Robust Predictive Performance of MLPAS and CCMLP for Clinical Outcome and Risk Stratification in Patients with Colorectal Cancer.

BACKGROUND

There is no recognized biomarker is recommended to monitor or predict the prognosis of colorectal cancer (CRC) patients with negative detection of carcinoembryonic antigen (CEA) or carbohydrate antigen 19-9 (CA19-9) and to classify high recurrence-risk cases.

METHODS

Discovery and two-stage validation cohorts, which included 2111 radically resected patients with stage II-III CRC, were enrolled in this study. We detected preoperative peripheral monocyte, platelet, albumin (Alb), pre-albumin (pAlb), CEA, and CA19-9 and investigated the prognostic and risk-stratified roles of twelve new inflammatory biomarkers in the three cohorts.

RESULTS

In our study, monocyte-to-pAlb ratio (MPAR), monocyte-to-lymphocyte -to-Alb ratio (MLAR), monocyte-to-lymphocyte-to-pAlb ratio (MLPAR), monocyte- to-pAlb score (MPAS), lymphocyte-to-monocyte-Alb score (MLAS), lymphocyte-to monocyte-pAlb score (MLPAS), and platelet-to-lymphocyte-Alb score (PLAS) were significantly associated with both RFS and OS in three cohorts.
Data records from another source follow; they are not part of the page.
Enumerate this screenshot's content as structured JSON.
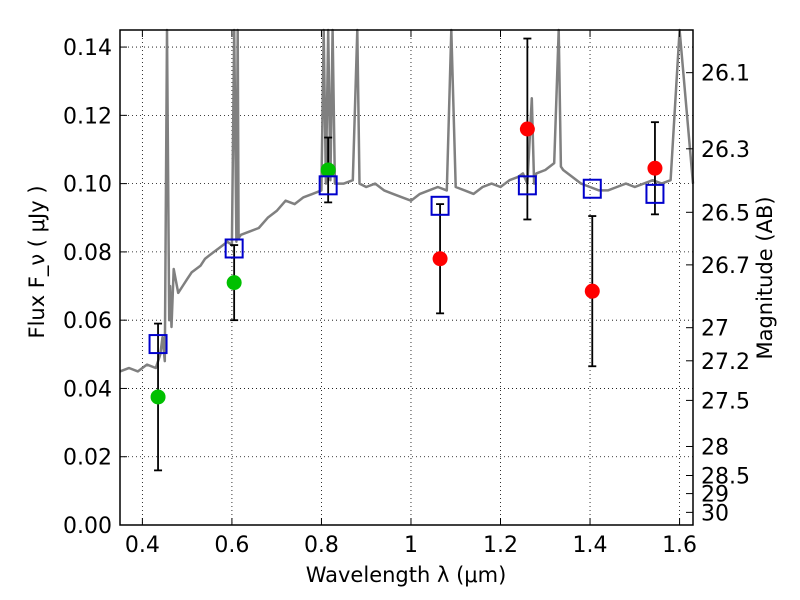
{
  "chart_data": {
    "type": "scatter",
    "xlabel": "Wavelength  λ (μm)",
    "ylabel": "Flux  F_ν  ( μJy )",
    "ylabel_right": "Magnitude (AB)",
    "xlim": [
      0.35,
      1.63
    ],
    "ylim": [
      0.0,
      0.145
    ],
    "grid": true,
    "x_ticks": [
      0.4,
      0.6,
      0.8,
      1.0,
      1.2,
      1.4,
      1.6
    ],
    "x_tick_labels": [
      "0.4",
      "0.6",
      "0.8",
      "1",
      "1.2",
      "1.4",
      "1.6"
    ],
    "y_ticks": [
      0.0,
      0.02,
      0.04,
      0.06,
      0.08,
      0.1,
      0.12,
      0.14
    ],
    "y_tick_labels": [
      "0.00",
      "0.02",
      "0.04",
      "0.06",
      "0.08",
      "0.10",
      "0.12",
      "0.14"
    ],
    "right_ticks": [
      {
        "label": "26.1",
        "flux": 0.1325
      },
      {
        "label": "26.3",
        "flux": 0.1102
      },
      {
        "label": "26.5",
        "flux": 0.0916
      },
      {
        "label": "26.7",
        "flux": 0.0762
      },
      {
        "label": "27",
        "flux": 0.0578
      },
      {
        "label": "27.2",
        "flux": 0.0481
      },
      {
        "label": "27.5",
        "flux": 0.0365
      },
      {
        "label": "28",
        "flux": 0.023
      },
      {
        "label": "28.5",
        "flux": 0.0145
      },
      {
        "label": "29",
        "flux": 0.0092
      },
      {
        "label": "30",
        "flux": 0.0037
      }
    ],
    "series": [
      {
        "name": "Model spectrum",
        "kind": "line",
        "color": "#808080",
        "x": [
          0.35,
          0.37,
          0.39,
          0.41,
          0.43,
          0.44,
          0.445,
          0.45,
          0.455,
          0.46,
          0.462,
          0.465,
          0.47,
          0.48,
          0.49,
          0.5,
          0.51,
          0.52,
          0.53,
          0.54,
          0.55,
          0.56,
          0.57,
          0.58,
          0.59,
          0.6,
          0.605,
          0.61,
          0.613,
          0.615,
          0.62,
          0.64,
          0.66,
          0.68,
          0.7,
          0.72,
          0.74,
          0.76,
          0.78,
          0.8,
          0.805,
          0.81,
          0.815,
          0.82,
          0.825,
          0.83,
          0.85,
          0.87,
          0.88,
          0.885,
          0.9,
          0.92,
          0.94,
          0.96,
          0.98,
          1.0,
          1.02,
          1.04,
          1.06,
          1.08,
          1.09,
          1.1,
          1.12,
          1.14,
          1.16,
          1.18,
          1.2,
          1.22,
          1.24,
          1.25,
          1.26,
          1.27,
          1.275,
          1.28,
          1.3,
          1.32,
          1.33,
          1.335,
          1.34,
          1.36,
          1.38,
          1.4,
          1.42,
          1.44,
          1.46,
          1.48,
          1.5,
          1.52,
          1.54,
          1.56,
          1.58,
          1.6,
          1.63
        ],
        "y": [
          0.045,
          0.046,
          0.045,
          0.047,
          0.046,
          0.05,
          0.055,
          0.048,
          0.145,
          0.06,
          0.07,
          0.058,
          0.075,
          0.068,
          0.07,
          0.072,
          0.074,
          0.075,
          0.076,
          0.078,
          0.079,
          0.08,
          0.081,
          0.082,
          0.083,
          0.082,
          0.145,
          0.083,
          0.145,
          0.084,
          0.085,
          0.086,
          0.087,
          0.09,
          0.092,
          0.095,
          0.094,
          0.096,
          0.097,
          0.098,
          0.145,
          0.1,
          0.145,
          0.101,
          0.145,
          0.1,
          0.1,
          0.101,
          0.145,
          0.1,
          0.099,
          0.1,
          0.098,
          0.097,
          0.096,
          0.095,
          0.097,
          0.098,
          0.099,
          0.098,
          0.145,
          0.099,
          0.098,
          0.097,
          0.099,
          0.1,
          0.099,
          0.101,
          0.102,
          0.103,
          0.1,
          0.125,
          0.1,
          0.103,
          0.104,
          0.106,
          0.145,
          0.105,
          0.104,
          0.102,
          0.1,
          0.099,
          0.098,
          0.098,
          0.099,
          0.1,
          0.099,
          0.1,
          0.101,
          0.1,
          0.101,
          0.145,
          0.1
        ]
      },
      {
        "name": "Green photometry",
        "kind": "errorbar-points",
        "color": "#00c000",
        "points": [
          {
            "x": 0.435,
            "y": 0.0375,
            "err_lo": 0.0215,
            "err_hi": 0.0215
          },
          {
            "x": 0.605,
            "y": 0.071,
            "err_lo": 0.011,
            "err_hi": 0.011
          },
          {
            "x": 0.815,
            "y": 0.104,
            "err_lo": 0.0095,
            "err_hi": 0.0095
          }
        ]
      },
      {
        "name": "Red photometry",
        "kind": "errorbar-points",
        "color": "#ff0000",
        "points": [
          {
            "x": 1.065,
            "y": 0.078,
            "err_lo": 0.016,
            "err_hi": 0.016
          },
          {
            "x": 1.26,
            "y": 0.116,
            "err_lo": 0.0265,
            "err_hi": 0.0265
          },
          {
            "x": 1.405,
            "y": 0.0685,
            "err_lo": 0.022,
            "err_hi": 0.022
          },
          {
            "x": 1.545,
            "y": 0.1045,
            "err_lo": 0.0135,
            "err_hi": 0.0135
          }
        ]
      },
      {
        "name": "Model photometry",
        "kind": "open-squares",
        "color": "#0000cc",
        "points": [
          {
            "x": 0.435,
            "y": 0.053
          },
          {
            "x": 0.605,
            "y": 0.081
          },
          {
            "x": 0.815,
            "y": 0.0995
          },
          {
            "x": 1.065,
            "y": 0.0935
          },
          {
            "x": 1.26,
            "y": 0.0995
          },
          {
            "x": 1.405,
            "y": 0.0985
          },
          {
            "x": 1.545,
            "y": 0.097
          }
        ]
      }
    ]
  }
}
MLPAS showed the best performance in predicting RFS and OS, and it was related to right-tumor location and significant cancer burden (≥5cm) in the overall population. Moreover, MLPAS is a robust prognostic biomarker in subgroups stratified by CEA or CA19-9. Patients with scores zero and two of the CEA-CA19-9-MLPAS score (CCMLP) showed the lowest and highest recurrence and death rates, respectively, and significant survival differences were observed between them.

CONCLUSION

MLPAS is an optimal, independent, and robust prognostic biomarker in the stage II-III CRC population, especially with negative CEA or CA19-9. The CCMLP could effectively classify high recurrence-risk patients who require more focus, monitoring, and treatment for the clinic.